Sunday, July 3, 2022

Germany: Customers Urged To Save Gas Amid Fears Of Russian Cut-Off

Germany: Consumers urged to save gas amid fears of Russian cut-off


Russia could be planning to stop gas deliveries to Germany, and consumers must be prepared, a top energy official says. That preparation should start now, he warned.

Russia could be planning to use a regular maintenance break on the Nord Stream 1 gas pipeline as an opportunity to cut the gas supply to Germany completely, making it vital to save as much gas as possible, a German official has told newspapers.

The question was whether the planned 11-day maintenance period, due to start July 11, will "become a longer [period] of political maintenance," Klaus Müller, the head of the Federal Network Agency (Bundesnetzwerkagentur), told Saturday newspapers from the Funke Media Group.

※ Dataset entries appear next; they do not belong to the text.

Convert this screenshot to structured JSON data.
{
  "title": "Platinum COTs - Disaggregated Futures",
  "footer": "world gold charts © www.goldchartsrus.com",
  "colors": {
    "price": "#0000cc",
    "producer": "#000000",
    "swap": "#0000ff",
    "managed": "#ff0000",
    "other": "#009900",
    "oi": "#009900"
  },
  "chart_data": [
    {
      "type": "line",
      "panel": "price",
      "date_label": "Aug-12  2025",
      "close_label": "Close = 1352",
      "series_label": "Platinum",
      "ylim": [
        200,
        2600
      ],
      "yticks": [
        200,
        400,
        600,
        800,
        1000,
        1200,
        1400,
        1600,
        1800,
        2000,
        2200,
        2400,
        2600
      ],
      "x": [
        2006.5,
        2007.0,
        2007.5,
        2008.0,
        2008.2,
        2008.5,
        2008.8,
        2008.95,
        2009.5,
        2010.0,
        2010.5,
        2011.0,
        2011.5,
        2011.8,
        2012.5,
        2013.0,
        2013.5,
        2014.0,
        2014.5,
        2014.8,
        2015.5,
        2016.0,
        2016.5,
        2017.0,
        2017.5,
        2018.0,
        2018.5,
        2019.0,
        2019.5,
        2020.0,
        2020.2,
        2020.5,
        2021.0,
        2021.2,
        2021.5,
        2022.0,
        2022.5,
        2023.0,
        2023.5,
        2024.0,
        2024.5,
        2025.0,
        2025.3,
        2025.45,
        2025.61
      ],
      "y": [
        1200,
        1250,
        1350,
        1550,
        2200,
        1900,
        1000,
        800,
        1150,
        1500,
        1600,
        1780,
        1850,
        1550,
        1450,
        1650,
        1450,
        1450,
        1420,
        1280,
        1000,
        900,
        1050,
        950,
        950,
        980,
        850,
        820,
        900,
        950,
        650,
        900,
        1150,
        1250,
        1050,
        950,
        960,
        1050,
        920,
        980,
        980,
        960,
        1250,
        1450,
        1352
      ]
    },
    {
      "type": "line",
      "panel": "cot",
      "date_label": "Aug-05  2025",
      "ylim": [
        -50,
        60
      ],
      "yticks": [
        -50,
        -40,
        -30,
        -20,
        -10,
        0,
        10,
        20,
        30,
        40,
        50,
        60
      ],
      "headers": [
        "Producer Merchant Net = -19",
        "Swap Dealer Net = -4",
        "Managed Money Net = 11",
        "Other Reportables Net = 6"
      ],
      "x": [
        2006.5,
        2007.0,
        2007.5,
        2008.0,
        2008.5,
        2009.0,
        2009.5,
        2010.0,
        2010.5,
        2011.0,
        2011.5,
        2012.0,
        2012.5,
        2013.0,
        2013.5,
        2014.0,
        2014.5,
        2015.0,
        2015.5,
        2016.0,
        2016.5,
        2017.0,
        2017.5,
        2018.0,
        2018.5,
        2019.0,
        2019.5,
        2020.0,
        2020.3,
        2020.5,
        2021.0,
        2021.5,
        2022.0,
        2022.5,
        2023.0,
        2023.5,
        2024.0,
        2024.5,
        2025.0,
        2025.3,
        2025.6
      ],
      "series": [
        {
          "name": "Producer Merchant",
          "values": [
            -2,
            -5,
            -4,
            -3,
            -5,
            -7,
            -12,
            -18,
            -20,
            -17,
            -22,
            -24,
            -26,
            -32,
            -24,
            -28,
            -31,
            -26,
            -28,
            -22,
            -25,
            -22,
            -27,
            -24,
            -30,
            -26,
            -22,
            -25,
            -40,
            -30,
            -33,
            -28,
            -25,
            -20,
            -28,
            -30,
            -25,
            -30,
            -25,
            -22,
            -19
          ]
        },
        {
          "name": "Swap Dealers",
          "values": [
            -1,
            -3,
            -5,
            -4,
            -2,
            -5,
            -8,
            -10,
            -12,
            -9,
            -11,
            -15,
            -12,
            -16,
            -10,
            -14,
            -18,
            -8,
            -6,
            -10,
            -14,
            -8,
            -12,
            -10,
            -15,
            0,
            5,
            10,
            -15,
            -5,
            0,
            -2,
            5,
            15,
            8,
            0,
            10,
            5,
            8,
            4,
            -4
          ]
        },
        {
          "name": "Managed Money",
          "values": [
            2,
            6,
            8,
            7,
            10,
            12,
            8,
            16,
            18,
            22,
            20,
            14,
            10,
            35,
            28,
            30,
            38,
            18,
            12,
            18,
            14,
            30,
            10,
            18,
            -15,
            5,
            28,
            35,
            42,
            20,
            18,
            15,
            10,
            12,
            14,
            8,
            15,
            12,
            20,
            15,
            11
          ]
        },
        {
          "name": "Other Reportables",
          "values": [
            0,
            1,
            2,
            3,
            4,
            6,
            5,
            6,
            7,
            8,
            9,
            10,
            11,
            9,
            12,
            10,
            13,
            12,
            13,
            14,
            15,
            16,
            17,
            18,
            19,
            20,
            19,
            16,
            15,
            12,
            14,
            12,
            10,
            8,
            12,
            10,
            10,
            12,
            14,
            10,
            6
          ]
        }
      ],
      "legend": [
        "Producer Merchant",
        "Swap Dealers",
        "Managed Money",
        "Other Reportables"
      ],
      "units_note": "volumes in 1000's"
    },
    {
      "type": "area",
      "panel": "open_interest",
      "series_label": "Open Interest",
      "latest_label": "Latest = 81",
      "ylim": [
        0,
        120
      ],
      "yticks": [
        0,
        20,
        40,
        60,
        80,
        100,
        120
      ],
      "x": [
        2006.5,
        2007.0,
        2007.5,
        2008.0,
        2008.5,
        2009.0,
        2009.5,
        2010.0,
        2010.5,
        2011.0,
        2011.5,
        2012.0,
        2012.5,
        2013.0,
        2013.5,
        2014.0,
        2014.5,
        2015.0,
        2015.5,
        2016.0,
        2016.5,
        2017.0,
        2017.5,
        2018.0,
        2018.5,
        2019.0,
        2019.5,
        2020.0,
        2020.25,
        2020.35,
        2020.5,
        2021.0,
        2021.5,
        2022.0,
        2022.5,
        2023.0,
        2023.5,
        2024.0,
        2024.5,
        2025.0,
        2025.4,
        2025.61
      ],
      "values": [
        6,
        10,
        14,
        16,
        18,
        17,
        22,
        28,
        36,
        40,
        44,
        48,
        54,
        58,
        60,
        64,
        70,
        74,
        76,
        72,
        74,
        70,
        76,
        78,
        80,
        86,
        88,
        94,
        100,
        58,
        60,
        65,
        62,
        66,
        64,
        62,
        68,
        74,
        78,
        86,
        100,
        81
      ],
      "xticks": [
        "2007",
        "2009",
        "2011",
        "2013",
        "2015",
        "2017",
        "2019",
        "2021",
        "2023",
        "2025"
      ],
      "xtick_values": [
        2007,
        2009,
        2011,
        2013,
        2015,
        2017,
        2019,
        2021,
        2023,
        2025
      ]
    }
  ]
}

He said that if the gas supply from Russia "is reduced longer for political reasons, we have to talk more seriously about ways to cut consumption."

Russia has already cut or reduced its gas supply to several European countries amid tensions over Moscow's invasion of Ukraine.

Home and apartment owners should use the 12 weeks remaining before the heating season starts to prepare for such an eventuality, Müller said.

He said gas boilers and heaters should be urgently inspected to ensure their efficient operation.

"Maintenance checks can reduce gas consumption by 10 to 15%," he said. "It should be done now and not in the fall."

He called on tradespeople working in the sector to concentrate on heating and hot-water systems to avoid problems getting appointments.

However, he stressed that gas was the only energy source currently at risk.

"The crisis situation applies to gas, and not electricity," he said, adding that fuel and oil were not in short supply.

Müller also said that priorities would have to be set if there were to be a shortage of gas.

"We cannot class every business as essential," he said, adding that "public swimming pools are probably not in the critical sector, just like the production of chocolate cookies."  

But he emphasized that his agency predicted "no scenario in which no gas at all reaches Germany," saying that Norway and the Netherlands were other potential sources.

Müller is not the only German official to warn of the need to save gas.

In the northern city of Hamburg, the state environment minister, Jens Kerstan, announced that the hot-water supply for private households could be reduced.

"If there were to be an acute gas shortage, hot water could be made available in an emergency only at certain times of day," he told the paper Welt am Sonntag.

He said the maximum room temperature allowed by the district heating grid could also be lowered.